Тогда он встал и медленными шагами обошел ограду и сад, останавливаясь то тут, то там, на тех самых местах, где в свои предыдущие посещения он останавливался во время прогулок с молодой девушкой. Память его, беспощадная, как память всех, кому приходится переживать такие минуты, напоминала ему самые ничтожные подробности об этих приятных прогулках: там он сорвал цветок, там он отодвинул ветку, мешавшую ей проходить и загораживавшую аллею; чуть дальше молодая девушка бросала крошки птицам, гнездо которых было спрятано в двух шагах, в чаще. Когда молодой человек протянул руку и дотронулся до гнезда, оставшегося пустым еще с прошедшего сезона, он увидел, что гнездо не пусто! Нет, пальцы молодого человека схватили букет, лежавший на дне. Цветы, правда, завяли и почти обратились в пыль, но капитан узнал их с чувством грусти, смешанной с радостью.

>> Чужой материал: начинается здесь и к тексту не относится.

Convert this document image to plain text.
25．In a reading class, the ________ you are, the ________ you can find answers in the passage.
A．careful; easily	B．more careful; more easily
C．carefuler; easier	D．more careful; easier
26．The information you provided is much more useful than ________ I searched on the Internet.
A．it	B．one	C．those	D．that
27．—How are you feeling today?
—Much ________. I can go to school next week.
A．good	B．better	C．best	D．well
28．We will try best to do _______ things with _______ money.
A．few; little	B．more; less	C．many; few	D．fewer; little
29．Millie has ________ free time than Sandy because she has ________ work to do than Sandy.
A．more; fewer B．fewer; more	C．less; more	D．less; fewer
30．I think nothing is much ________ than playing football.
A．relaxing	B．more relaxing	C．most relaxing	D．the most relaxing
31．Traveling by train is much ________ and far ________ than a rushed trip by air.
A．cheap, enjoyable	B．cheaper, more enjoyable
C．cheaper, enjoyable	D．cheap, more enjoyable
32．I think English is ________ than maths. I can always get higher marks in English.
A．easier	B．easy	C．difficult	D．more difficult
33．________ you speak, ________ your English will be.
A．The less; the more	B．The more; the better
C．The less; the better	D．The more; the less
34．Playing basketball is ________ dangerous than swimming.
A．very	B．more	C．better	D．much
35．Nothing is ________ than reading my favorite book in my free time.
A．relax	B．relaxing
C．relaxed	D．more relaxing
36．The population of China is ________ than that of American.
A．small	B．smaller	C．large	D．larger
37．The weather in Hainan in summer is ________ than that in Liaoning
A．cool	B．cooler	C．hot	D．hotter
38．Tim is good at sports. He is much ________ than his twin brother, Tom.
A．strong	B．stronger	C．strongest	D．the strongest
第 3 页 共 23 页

Этот букет состоял из цветов, каждый из которых был сорван им один за другим: это было последним воспоминанием, оставленным им в минуту своего отъезда той, которую он любил. Каким образом он мог быть подкинут или, скорей, брошен в это гнездо? Граф сначала скомкал его в своих руках, но потом поднес его к губам.
Оттуда выпала бумажка, сложенная вчетверо. Граф поспешно наклонился и схватил ее раньше, чем она долетела до земли.
Затем он развернул ее и с лихорадочною поспешностью пробежал ее глазами; выражение несказанного счастия тотчас же показалось в его чертах, бывших за минуту перед тем мертвенно бледными.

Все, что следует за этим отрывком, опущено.